Sight is a key influencer on our other senses. If you see a bright orange soft drink pack, you will expect a high orange taste. Shape and visual textures will influence how we think something should sound. Likewise sight will influence smell cues via colour. Bright green must smell of lime / citrus / pine freshness. What we see will directly raise our expectations of how things will feel. Our sense of sight clearly controls and therefore can enhance the total brand experience. In terms of taking the on trade into the off trade, we think there’s no better example than Absolut Disco. A single representation of fun bar and clubbing experiences. Notably, it looks better on its own on a black background, rather than en masse on shelf when it starts to look more mass and mainstream and less exclusive and special. The question is how can we achieve both sales and sensory objectives in the off trade?
Sound can evoke the drinking experience of the product. Think about champagne, with its fantastic popped cork sound encouraging us to celebrate and the ritual of untwisting the secure wire all add to our sensory excitement. It is possible to leverage pack acoustics for any brand, from a gentle click to a Schweppes-like fizz. Pack-acoustics create cues of delight and anticipation. Sound also alludes to quality. Think of a Lexus, Mercedes or any premium car door closing. They have distinctive sounds of perceptible depth helping to reinforce the quality perception of the cars and therefore the brand. Gift boxes that ‘click’ closed have the sound of quality.

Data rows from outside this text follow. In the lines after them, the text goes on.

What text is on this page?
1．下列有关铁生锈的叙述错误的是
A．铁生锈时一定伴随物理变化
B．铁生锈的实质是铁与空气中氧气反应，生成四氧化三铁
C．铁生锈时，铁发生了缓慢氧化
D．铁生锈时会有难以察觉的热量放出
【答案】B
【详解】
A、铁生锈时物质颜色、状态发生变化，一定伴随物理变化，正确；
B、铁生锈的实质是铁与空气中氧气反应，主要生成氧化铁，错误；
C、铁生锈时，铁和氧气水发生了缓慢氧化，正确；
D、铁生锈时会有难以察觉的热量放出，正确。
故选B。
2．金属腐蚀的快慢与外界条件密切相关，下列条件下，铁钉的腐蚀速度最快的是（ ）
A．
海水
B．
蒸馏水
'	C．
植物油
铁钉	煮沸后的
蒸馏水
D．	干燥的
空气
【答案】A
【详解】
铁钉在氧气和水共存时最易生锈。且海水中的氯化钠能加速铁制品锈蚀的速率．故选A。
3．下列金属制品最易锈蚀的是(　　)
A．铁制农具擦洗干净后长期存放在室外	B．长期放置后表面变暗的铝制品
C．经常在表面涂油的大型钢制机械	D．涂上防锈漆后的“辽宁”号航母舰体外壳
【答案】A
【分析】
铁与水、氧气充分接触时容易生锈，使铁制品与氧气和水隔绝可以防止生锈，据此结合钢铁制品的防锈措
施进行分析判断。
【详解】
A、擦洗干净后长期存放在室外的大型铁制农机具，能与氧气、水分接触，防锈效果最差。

Taste cues evoke not only the taste of the product but the strength, temperature and mouthfeel – the whole taste experience ultimately making your mouth water, so that you have to pick it up. Beads of condensation say cold and refreshing. M&S-style product photography is simply mouth-watering. At the upper end of vodkas, the frosted glass suggests ice cold and in doing so, super pure. With a mix of illustration and product photography, Walkers Sensations take you on a dreamlike taste journey that truly gets your tastebuds going.
In the off trade there are many opportunities to build sensory into your brand – at point of purchase, in the primary and secondary packaging and in its display (taking into account retailer costs and restrictions!); taking it home and; the in home experience from putting it away or on show, to opening it, pouring it and consuming it.
The way forward is to build a multi sensory dimension into the brand positioning. Brand marketers need to move away from thinking of just a USP. If we are to embrace our senses, then we need to think in a holistic selling proposition. The start point is a sensory audit for the brand. It’s only when we understand these that we can start to exploit our senses in the off-trade.